SH : Moi je parle beaucoup de de la mobilité du larynx, surtout pour des problèmes d’intonation et pour aborder le registre aigu. Je fais souvent allusion à la voix et puis je parle assez, quand on commence à faire des aigues, beaucoup de la mobilité du larynx.
Je leur fais chanter un intervalle et en même temps je leur fais toucher leur larynx et leur dis : « tu vois ça bouge ». Moi-même je le fais en leur disant que si je chante l’intervalle sans bouger, cela va être horrible, coincé. Après je leur fais des octaves dans le suraigu, en exagérant un petit peu, ils voient bien que le larynx bouge énormément. Je leur dis que le secret pour sortir dans l’aigu, c’est vraiment d’avoir un larynx comme les chanteurs, un larynx très très très libre.

HM : En combinaison avec la conduite de l’air aussi flexible.

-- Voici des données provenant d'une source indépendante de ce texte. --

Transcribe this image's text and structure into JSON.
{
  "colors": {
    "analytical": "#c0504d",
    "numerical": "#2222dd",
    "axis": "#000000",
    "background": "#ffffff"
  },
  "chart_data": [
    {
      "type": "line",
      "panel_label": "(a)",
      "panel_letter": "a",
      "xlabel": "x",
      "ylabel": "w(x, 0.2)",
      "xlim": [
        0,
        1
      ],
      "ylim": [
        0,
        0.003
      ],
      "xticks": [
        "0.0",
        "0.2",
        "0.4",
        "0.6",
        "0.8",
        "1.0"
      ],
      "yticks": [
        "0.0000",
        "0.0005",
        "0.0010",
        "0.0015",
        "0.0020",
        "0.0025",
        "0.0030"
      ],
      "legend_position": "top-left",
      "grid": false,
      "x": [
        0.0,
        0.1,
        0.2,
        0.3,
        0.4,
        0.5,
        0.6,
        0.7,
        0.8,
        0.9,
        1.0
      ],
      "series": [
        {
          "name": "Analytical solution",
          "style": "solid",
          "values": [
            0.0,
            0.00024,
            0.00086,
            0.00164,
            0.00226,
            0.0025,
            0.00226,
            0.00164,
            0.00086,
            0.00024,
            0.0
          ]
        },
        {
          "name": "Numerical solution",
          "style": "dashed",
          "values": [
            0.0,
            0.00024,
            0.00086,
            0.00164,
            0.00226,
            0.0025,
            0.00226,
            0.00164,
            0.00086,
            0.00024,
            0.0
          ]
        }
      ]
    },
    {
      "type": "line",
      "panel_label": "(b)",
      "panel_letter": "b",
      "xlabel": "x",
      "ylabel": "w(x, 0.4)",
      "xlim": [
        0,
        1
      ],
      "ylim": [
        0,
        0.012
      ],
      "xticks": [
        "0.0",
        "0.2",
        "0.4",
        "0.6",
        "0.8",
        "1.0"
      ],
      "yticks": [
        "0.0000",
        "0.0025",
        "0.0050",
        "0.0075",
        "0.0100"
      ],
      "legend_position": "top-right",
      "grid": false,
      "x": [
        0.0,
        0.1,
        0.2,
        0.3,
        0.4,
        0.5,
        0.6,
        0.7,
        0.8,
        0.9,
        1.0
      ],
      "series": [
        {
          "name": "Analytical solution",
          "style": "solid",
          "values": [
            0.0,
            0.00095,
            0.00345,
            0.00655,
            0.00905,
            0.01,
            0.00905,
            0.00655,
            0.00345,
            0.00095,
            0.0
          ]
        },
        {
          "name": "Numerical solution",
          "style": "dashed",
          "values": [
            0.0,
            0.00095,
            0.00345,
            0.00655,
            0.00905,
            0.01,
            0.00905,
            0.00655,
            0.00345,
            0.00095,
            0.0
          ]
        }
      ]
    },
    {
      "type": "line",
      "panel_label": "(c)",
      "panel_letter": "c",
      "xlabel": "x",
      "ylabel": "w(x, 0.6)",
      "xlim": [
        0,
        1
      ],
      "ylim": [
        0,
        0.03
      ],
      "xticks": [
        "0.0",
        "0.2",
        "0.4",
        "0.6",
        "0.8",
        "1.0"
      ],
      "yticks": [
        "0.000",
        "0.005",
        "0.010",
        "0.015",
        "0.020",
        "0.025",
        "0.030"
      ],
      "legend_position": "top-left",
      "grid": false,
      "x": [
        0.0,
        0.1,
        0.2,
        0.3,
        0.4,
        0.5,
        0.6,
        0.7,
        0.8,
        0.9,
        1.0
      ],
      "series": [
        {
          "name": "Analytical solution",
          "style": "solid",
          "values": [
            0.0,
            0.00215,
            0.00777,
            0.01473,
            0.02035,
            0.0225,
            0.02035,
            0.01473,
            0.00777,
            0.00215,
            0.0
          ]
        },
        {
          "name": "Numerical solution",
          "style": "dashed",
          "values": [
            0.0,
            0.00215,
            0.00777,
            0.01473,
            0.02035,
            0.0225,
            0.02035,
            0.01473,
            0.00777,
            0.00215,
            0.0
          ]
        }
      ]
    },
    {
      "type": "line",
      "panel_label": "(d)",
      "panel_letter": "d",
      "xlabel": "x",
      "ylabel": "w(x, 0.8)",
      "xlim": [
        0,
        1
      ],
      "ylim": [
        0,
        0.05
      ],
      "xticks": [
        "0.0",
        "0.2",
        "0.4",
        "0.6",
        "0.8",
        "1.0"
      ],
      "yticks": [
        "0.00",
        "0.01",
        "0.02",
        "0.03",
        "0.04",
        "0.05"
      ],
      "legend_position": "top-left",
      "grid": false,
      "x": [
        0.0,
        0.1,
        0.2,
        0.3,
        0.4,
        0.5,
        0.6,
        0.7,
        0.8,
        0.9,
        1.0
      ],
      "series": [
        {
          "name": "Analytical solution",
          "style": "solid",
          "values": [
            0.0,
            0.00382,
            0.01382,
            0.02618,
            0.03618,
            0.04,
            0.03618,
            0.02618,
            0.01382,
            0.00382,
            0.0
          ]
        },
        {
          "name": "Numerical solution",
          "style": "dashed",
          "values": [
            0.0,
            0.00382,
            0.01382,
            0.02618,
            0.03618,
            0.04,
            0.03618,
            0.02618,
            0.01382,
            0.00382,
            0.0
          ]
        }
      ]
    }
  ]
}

SH : Bien sûr avec l’air toujours ! Et là, si on est bloqué, ça peut marcher que quand il faut détacher sur des notes d’un même registre. Mais dès qu’il y a des intervalles, par exemple, aux variations de Rossini, ça bouge tout le temps suivant le registre. Si on n’a pas cette liberté, ça ne marche pas.



Détaché

Voir aussi : Raffiner les mouvements, éduquer les oreilles

La fonction de la langue

Le point d’impact
HM : Pour atteindre un détaché net, je pense que le meilleur résultat c’est, comme décrit dans la plupart des méthodes, de toucher avec la pointe de la langue la pointe de l’anche.

SH : Oui ! On disait « le bout du bec et le bout de la langue ».

HM : Il y a des gens qui disent que le point de contact de la langue avec l’anche, c’est même là ou l’air rentre dans le bec. Mais il y a des résultats meilleurs, par exemple à la clarinette basse, si on touche l’anche plus bas. Mais pour la petite clarinette, c’est plus pointu.

SH : Nous, on dit toujours sur la clarinette, c’est à peu près à 3-4 mm le point d’impact. C’est ce qu’on dit en tous cas. Par rapport à la langue, c’est pareil, c’est peut-être 3-4 mm de la pointe.

HM : Mais on ne peut pas dire qu’il y a l’école Française qui met la pointe de la langue à la pointe de l’anche. Il y a des différences ?

SH : Il y a une règle, un peu générale, après chacun fait avec sa morphologie.

HM : Après c’est le résultat qui compte. Ce qu’on fait musicalement.

La forme de la langue
HM : Peu-tu décrire la forme de la langue pour le détaché – et en fait pour tout le jeu ?

SH : Un peu courbée. Mais encore une fois, cela dépend complètement de la morphologie.

Réduire le mouvement de la langue au maximum
HM : Le mouvement de la langue est souvent trop grand…

SH : Bien sûr, réduire au maximum ! C’est comme la course des doigts, il faut réduire au maximum.



Qualité sonore du staccato

HM : Il est difficile que les étudiants aient une qualité sonore dans de staccato aussi bonne qu’au legato. C’est pour ça que je pense que la position de la langue devrait changer le moins possible, si on joue un staccato ou un legato.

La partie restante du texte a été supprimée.